Hi all, I am wanting a second PC to run renderings, whilst allowing me to continue to work on my laptop to do my modelling etc.
Whilst purchasing a second, powerful pc, is an obvious solution, I am thinking that I could utilise something like Microsoft Azure to provide a virtual desktop or virtual machine. This would only be needed to run Shapespark. The files would be copied to the virtual machine (after all the setup has been done) and it simply does the final bake, either under the option of CPU or CUDA. A much cheaper option than buying a 2nd PC (although i might use that power for VRAY or Lumion etc)
Does anyone else have a similar workflow?
I am in Melbourne, Australia - so some of the European resources are not available here.
You can rent a virtual pc there and just drag and drop your files to it (even with an app) to render your scene.
It is located in the US but if you only want to render that shouldn’t be a problem.

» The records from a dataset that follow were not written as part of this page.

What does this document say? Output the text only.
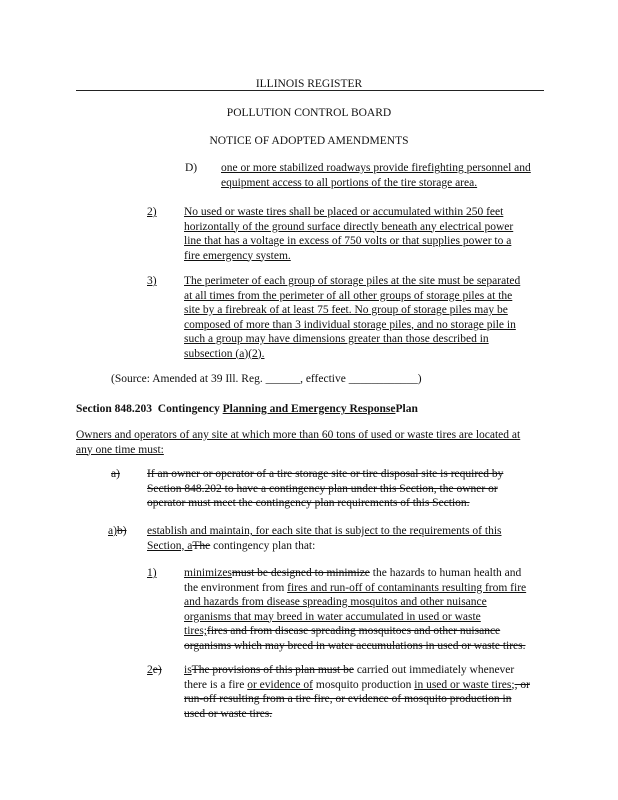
ILLINOIS REGISTER
POLLUTION CONTROL BOARD
NOTICE OF ADOPTED AMENDMENTS
D) one or more stabilized roadways provide firefighting personnel and
equipment access to all portions of the tire storage area.
2) No used or waste tires shall be placed or accumulated within 250 feet
horizontally of the ground surface directly beneath any electrical power
line that has a voltage in excess of 750 volts or that supplies power to a
fire emergency system.
3) The perimeter of each group of storage piles at the site must be separated
at all times from the perimeter of all other groups of storage piles at the
site by a firebreak of at least 75 feet. No group of storage piles may be
composed of more than 3 individual storage piles, and no storage pile in
such a group may have dimensions greater than those described in
subsection (a)(2).
(Source: Amended at 39 Ill. Reg. ______, effective ____________)
Section 848.203 Contingency Planning and Emergency ResponsePlan
Owners and operators of any site at which more than 60 tons of used or waste tires are located at
any one time must:
a) If an owner or operator of a tire storage site or tire disposal site is required by
Section 848.202 to have a contingency plan under this Section, the owner or
operator must meet the contingency plan requirements of this Section.
a)b) establish and maintain, for each site that is subject to the requirements of this
Section, aThe contingency plan that:
1) minimizesmust be designed to minimize the hazards to human health and
the environment from fires and run-off of contaminants resulting from fire
and hazards from disease spreading mosquitos and other nuisance
organisms that may breed in water accumulated in used or waste
tires;fires and from disease spreading mosquitoes and other nuisance
organisms which may breed in water accumulations in used or waste tires.
2e) isThe provisions of this plan must be carried out immediately whenever
there is a fire or evidence of mosquito production in used or waste tires;, or
run-off resulting from a tire fire, or evidence of mosquito production in
used or waste tires.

I tried it a view years ago when tey started their business. I wanted to use it at that time as a work station but because of the latency it didn’t work that time. Now they also have servers in Europe and I guess it would work now much better.
But that shouldn’t be a problem when you upload your files and just press render.
laptop Baking
CPU - 14.48 hrs @ $0.0 p/hr = $0.0 (14 hrs of almost unusable designing time)

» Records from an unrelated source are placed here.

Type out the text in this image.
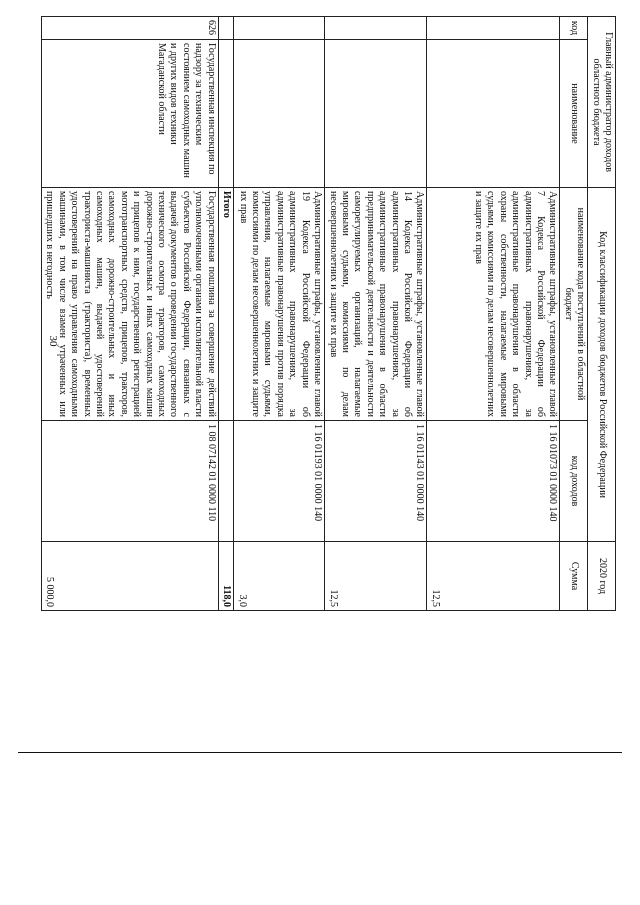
30
Главный администратор доходов областного бюджета		Код классификации доходов бюджетов Российской Федерации		2020 год
код	наименование	наименование кода поступлений в областной бюджет	код доходов	Сумма
		Административные штрафы, установленные главой 7 Кодекса Российской Федерации об административных правонарушениях, за административные правонарушения в области охраны собственности, налагаемые мировыми судьями, комиссиями по делам несовершеннолетних и защите их прав	1 16 01073 01 0000 140	12,5
		Административные штрафы, установленные главой 14 Кодекса Российской Федерации об административных правонарушениях, за административные правонарушения в области предпринимательской деятельности и деятельности саморегулируемых организаций, налагаемые мировыми судьями, комиссиями по делам несовершеннолетних и защите их прав	1 16 01143 01 0000 140	12,5
		Административные штрафы, установленные главой 19 Кодекса Российской Федерации об административных правонарушениях, за административные правонарушения против порядка управления, налагаемые мировыми судьями, комиссиями по делам несовершеннолетних и защите их прав	1 16 01193 01 0000 140	3,0
		Итого		118,0
626	Государственная инспекция по надзору за техническим состоянием самоходных машин и других видов техники Магаданской области	Государственная пошлина за совершение действий уполномоченными органами исполнительной власти субъектов Российской Федерации, связанных с выдачей документов о проведении государственного технического осмотра тракторов, самоходных дорожно-строительных и иных самоходных машин и прицепов к ним, государственной регистрацией мототранспортных средств, прицепов, тракторов, самоходных дорожно-строительных и иных самоходных машин, выдачей удостоверений тракториста-машиниста (тракториста), временных удостоверений на право управления самоходными машинами, в том числе взамен утраченных или пришедших в негодность	1 08 07142 01 0000 110	5 000,0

CUDA - 10. 36 hrs @ $0.00 p/hr = $0.0 (10 hrs of almost unusable designing time)
Paperspace.com virtual computers. These cost $5 p/mth to rent the 50gb hard drive storage.
VM1 - CPU = 10 hrs @ 0.32 p/hr = $3.2
VM2 - CUDA (p5000) = 4hrs @ $0.78 = $3.12
I really like this approach.
So I have synced my google drive with the Shapespark folder and subfolders (just saves time uploading each of the folders which so far are around 400mb.) This can be accessed by the Virtual Machines. The scene folders are copied into the Shapespark folders, opened in editor, and baked on the virtual machines.
This means that I have zero lag on my own machine.
I’d just add that if your laptop is equipped with a Thunderbolt port, you could connect an external graphics card to it. Then you could use the more powerful external graphics card for baking and the built-in one for display. With such a setup the baking shouldn’t affect the computer responsiveness, so you could do design work in parallel with baking.
@wojtek, I looked into the setup required. (i did borrow a friends setup) but I couldn’t get it to work very effectively. - it was kind of a clunky setup. I would rather just buy a better laptop!
But this is working ok for the moment. Its $60 p/year rental + rendering time. I think the sums add up to a very cost effective way to do the rendering. And I can pull out or stop at any given month. I can also add on more vm’s if required etc.